By 2017, Kwarteng was a regular on The Lot Radio, where she won the Mixcloud award for best eclectic online radio show. The win came as a surprise — she didn’t have a residency, and was appearing ad hoc for the best part of a year. “I was like, ‘How are people even catching my shows?’ There was no schedule.”
It hadn’t occurred to her that her music was travelling as far away as London, where Mixcloud is based, or that listeners might be following her show in particular. “I thought it was just Lot Radio, and people who tune in, in the chatroom — that was a pivotal moment just for myself, just recognising how far my music was reaching.”
Kwarteng was coming out of a long-term break-up when a friend invited her to join him on location at Men’s Fashion Week in Paris. A change of scenery was just what she needed. “He was like, ‘Girl, come here and stay with me’,” she recounts jokingly. “So very spontaneously, as I do — Sagittarius-rising — I booked a flight.” By early January, 2019, Kwarteng was outside her friend’s Airbnb in Paris, waiting on a locksmith.

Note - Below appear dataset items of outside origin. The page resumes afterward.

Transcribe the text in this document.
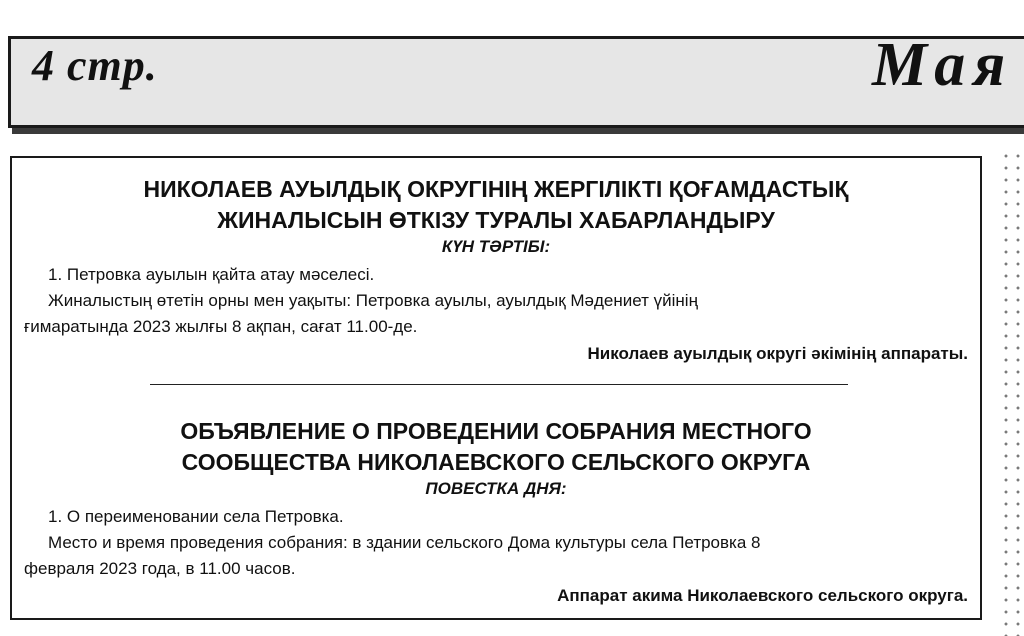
4 стр.	Мая

НИКОЛАЕВ АУЫЛДЫҚ ОКРУГІНІҢ ЖЕРГІЛІКТІ ҚОҒАМДАСТЫҚ

ЖИНАЛЫСЫН ӨТКІЗУ ТУРАЛЫ ХАБАРЛАНДЫРУ

КҮН ТӘРТІБІ:

1. Петровка ауылын қайта атау мәселесі.

Жиналыстың өтетін орны мен уақыты: Петровка ауылы, ауылдық Мәдениет үйінің

ғимаратында 2023 жылғы 8 ақпан, сағат 11.00-де.

Николаев ауылдық округі әкімінің аппараты.

ОБЪЯВЛЕНИЕ О ПРОВЕДЕНИИ СОБРАНИЯ МЕСТНОГО

СООБЩЕСТВА НИКОЛАЕВСКОГО СЕЛЬСКОГО ОКРУГА

ПОВЕСТКА ДНЯ:

1. О переименовании села Петровка.

Место и время проведения собрания: в здании сельского Дома культуры села Петровка 8

февраля 2023 года, в 11.00 часов.

Аппарат акима Николаевского сельского округа.
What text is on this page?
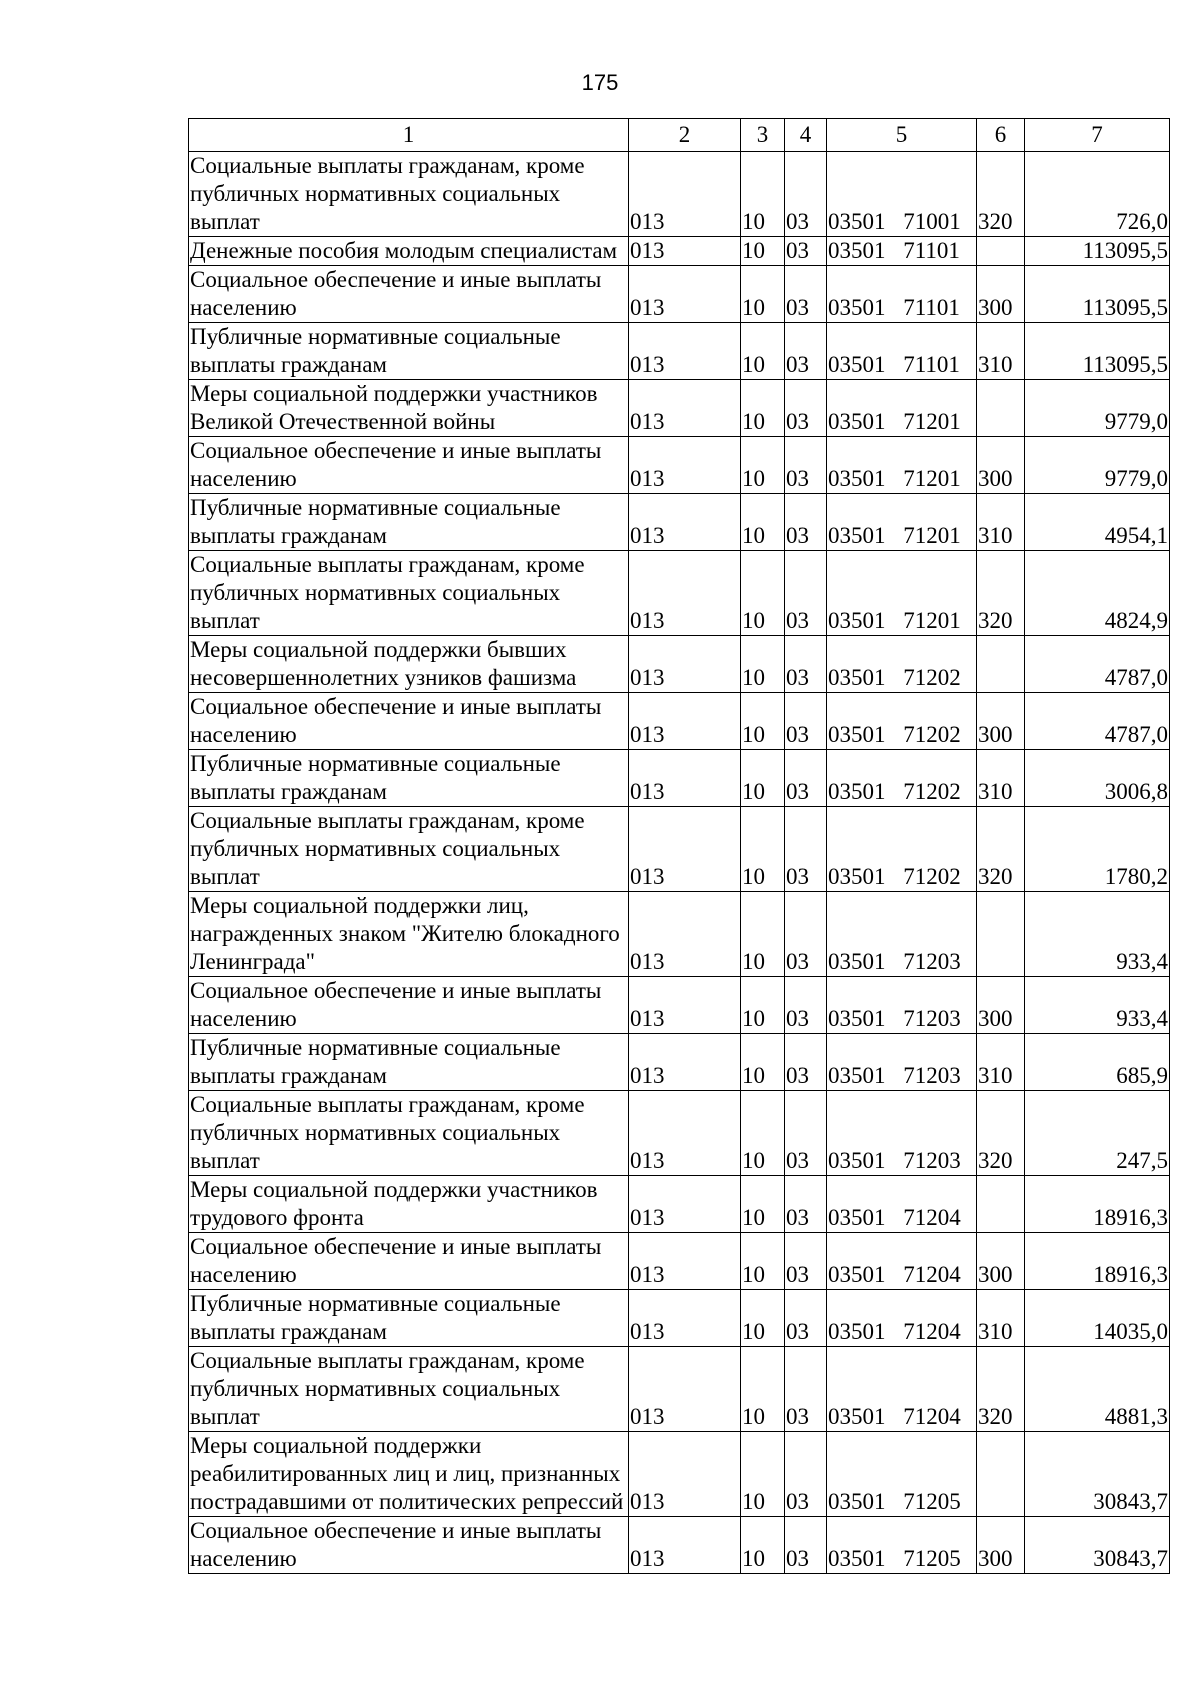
175
1	2	3	4	5	6	7
Социальные выплаты гражданам, кроме публичных нормативных социальных выплат	013	10	03	03501 71001	320	726,0
Денежные пособия молодым специалистам	013	10	03	03501 71101		113095,5
Социальное обеспечение и иные выплаты населению	013	10	03	03501 71101	300	113095,5
Публичные нормативные социальные выплаты гражданам	013	10	03	03501 71101	310	113095,5
Меры социальной поддержки участников Великой Отечественной войны	013	10	03	03501 71201		9779,0
Социальное обеспечение и иные выплаты населению	013	10	03	03501 71201	300	9779,0
Публичные нормативные социальные выплаты гражданам	013	10	03	03501 71201	310	4954,1
Социальные выплаты гражданам, кроме публичных нормативных социальных выплат	013	10	03	03501 71201	320	4824,9
Меры социальной поддержки бывших несовершеннолетних узников фашизма	013	10	03	03501 71202		4787,0
Социальное обеспечение и иные выплаты населению	013	10	03	03501 71202	300	4787,0
Публичные нормативные социальные выплаты гражданам	013	10	03	03501 71202	310	3006,8
Социальные выплаты гражданам, кроме публичных нормативных социальных выплат	013	10	03	03501 71202	320	1780,2
Меры социальной поддержки лиц, награжденных знаком "Жителю блокадного Ленинграда"	013	10	03	03501 71203		933,4
Социальное обеспечение и иные выплаты населению	013	10	03	03501 71203	300	933,4
Публичные нормативные социальные выплаты гражданам	013	10	03	03501 71203	310	685,9
Социальные выплаты гражданам, кроме публичных нормативных социальных выплат	013	10	03	03501 71203	320	247,5
Меры социальной поддержки участников трудового фронта	013	10	03	03501 71204		18916,3
Социальное обеспечение и иные выплаты населению	013	10	03	03501 71204	300	18916,3
Публичные нормативные социальные выплаты гражданам	013	10	03	03501 71204	310	14035,0
Социальные выплаты гражданам, кроме публичных нормативных социальных выплат	013	10	03	03501 71204	320	4881,3
Меры социальной поддержки реабилитированных лиц и лиц, признанных пострадавшими от политических репрессий	013	10	03	03501 71205		30843,7
Социальное обеспечение и иные выплаты населению	013	10	03	03501 71205	300	30843,7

A filmmaker making a short documentary about Kwarteng had arranged a shoot with their European videographer that day, but the Airbnb door wouldn’t close. Kwarteng was delayed by some 90 minutes, which is why she was able to spot and strike up a conversation with long-term hero Gilles Peterson at Superdry Records, the shoot location.

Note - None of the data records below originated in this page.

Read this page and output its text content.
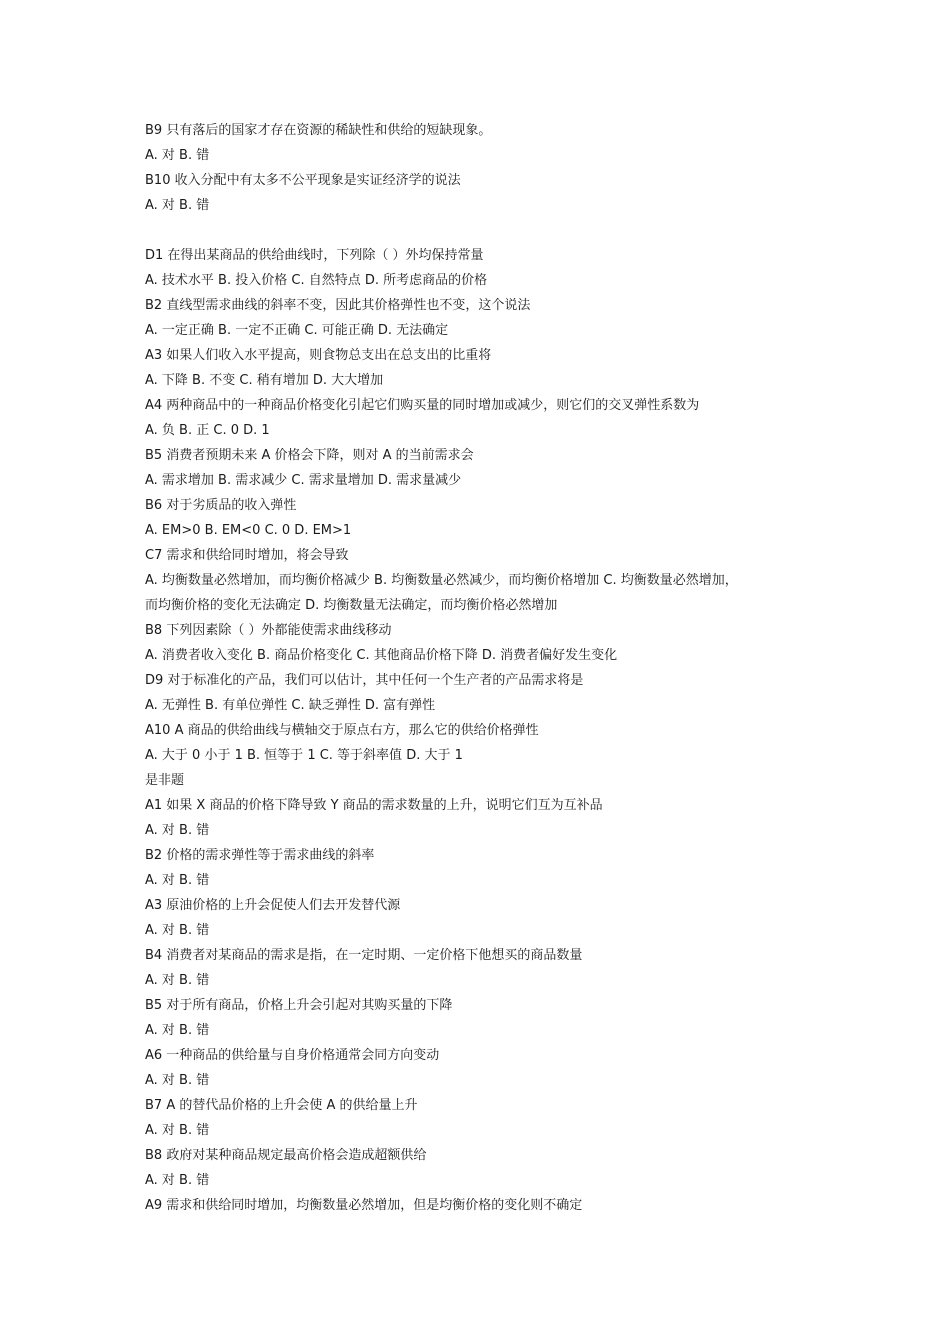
B9 只有落后的国家才存在资源的稀缺性和供给的短缺现象。
A. 对 B. 错
B10 收入分配中有太多不公平现象是实证经济学的说法
A. 对 B. 错
D1 在得出某商品的供给曲线时，下列除（ ）外均保持常量
A. 技术水平 B. 投入价格 C. 自然特点 D. 所考虑商品的价格
B2 直线型需求曲线的斜率不变，因此其价格弹性也不变，这个说法
A. 一定正确 B. 一定不正确 C. 可能正确 D. 无法确定
A3 如果人们收入水平提高，则食物总支出在总支出的比重将
A. 下降 B. 不变 C. 稍有增加 D. 大大增加
A4 两种商品中的一种商品价格变化引起它们购买量的同时增加或减少，则它们的交叉弹性系数为
A. 负 B. 正 C. 0 D. 1
B5 消费者预期未来 A 价格会下降，则对 A 的当前需求会
A. 需求增加 B. 需求减少 C. 需求量增加 D. 需求量减少
B6 对于劣质品的收入弹性
A. EM>0 B. EM<0 C. 0 D. EM>1
C7 需求和供给同时增加，将会导致
A. 均衡数量必然增加，而均衡价格减少 B. 均衡数量必然减少，而均衡价格增加 C. 均衡数量必然增加，
而均衡价格的变化无法确定 D. 均衡数量无法确定，而均衡价格必然增加
B8 下列因素除（ ）外都能使需求曲线移动
A. 消费者收入变化 B. 商品价格变化 C. 其他商品价格下降 D. 消费者偏好发生变化
D9 对于标准化的产品，我们可以估计，其中任何一个生产者的产品需求将是
A. 无弹性 B. 有单位弹性 C. 缺乏弹性 D. 富有弹性
A10 A 商品的供给曲线与横轴交于原点右方，那么它的供给价格弹性
A. 大于 0 小于 1 B. 恒等于 1 C. 等于斜率值 D. 大于 1
是非题
A1 如果 X 商品的价格下降导致 Y 商品的需求数量的上升，说明它们互为互补品
A. 对 B. 错
B2 价格的需求弹性等于需求曲线的斜率
A. 对 B. 错
A3 原油价格的上升会促使人们去开发替代源
A. 对 B. 错
B4 消费者对某商品的需求是指，在一定时期、一定价格下他想买的商品数量
A. 对 B. 错
B5 对于所有商品，价格上升会引起对其购买量的下降
A. 对 B. 错
A6 一种商品的供给量与自身价格通常会同方向变动
A. 对 B. 错
B7 A 的替代品价格的上升会使 A 的供给量上升
A. 对 B. 错
B8 政府对某种商品规定最高价格会造成超额供给
A. 对 B. 错
A9 需求和供给同时增加，均衡数量必然增加，但是均衡价格的变化则不确定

“I was like, ‘I’m just gonna go tell him that he’s truly been very instrumental and someone that I’ve admired for a really long time’.” Peterson gave her his email and she sent him a link to her show, following up a few weeks later — he replied.
“He said, ‘Are you going to be in Europe this summer? I curate this festival called Worldwide and I’d love to book you.’ And I thought, ‘Well, I need to be in Europe this summer’.” Inspired by that booking alone, Kwarteng began reaching out to festivals across Europe, landing three more bookings: Field Maneuvers, Westival and Lost Village. She decided to base herself in Berlin. That chance encounter and invitation were just what the doctor ordered. After years playing out in NYC, Kwarteng was starting to feel at odds with the time slots and bookings on offer. “I had so many sonic interests, and I found myself being pigeon-holed.”
The DJ had always had an eye on Europe, and felt that maybe she’d need to leave home and start afresh in a city with no history of her, no expectations. Fast-forward three years, and the bookings are coming in thick and fast.
Those early New York sounds, deep and sensual grooves, are still there, but in Kwarteng’s later mixes, you hear the dirty kick-drums and stab-like chords of UK rave and the abstract techno riffs of her new home town. Has she noticed any changes in her style? “I love playing a bit harder,” she tells DJ Mag. “And it’s been really great to incorporate techno a bit more, having time slots where I can just bang it out if I want to, but then still bring it back — that’s what I love to do.”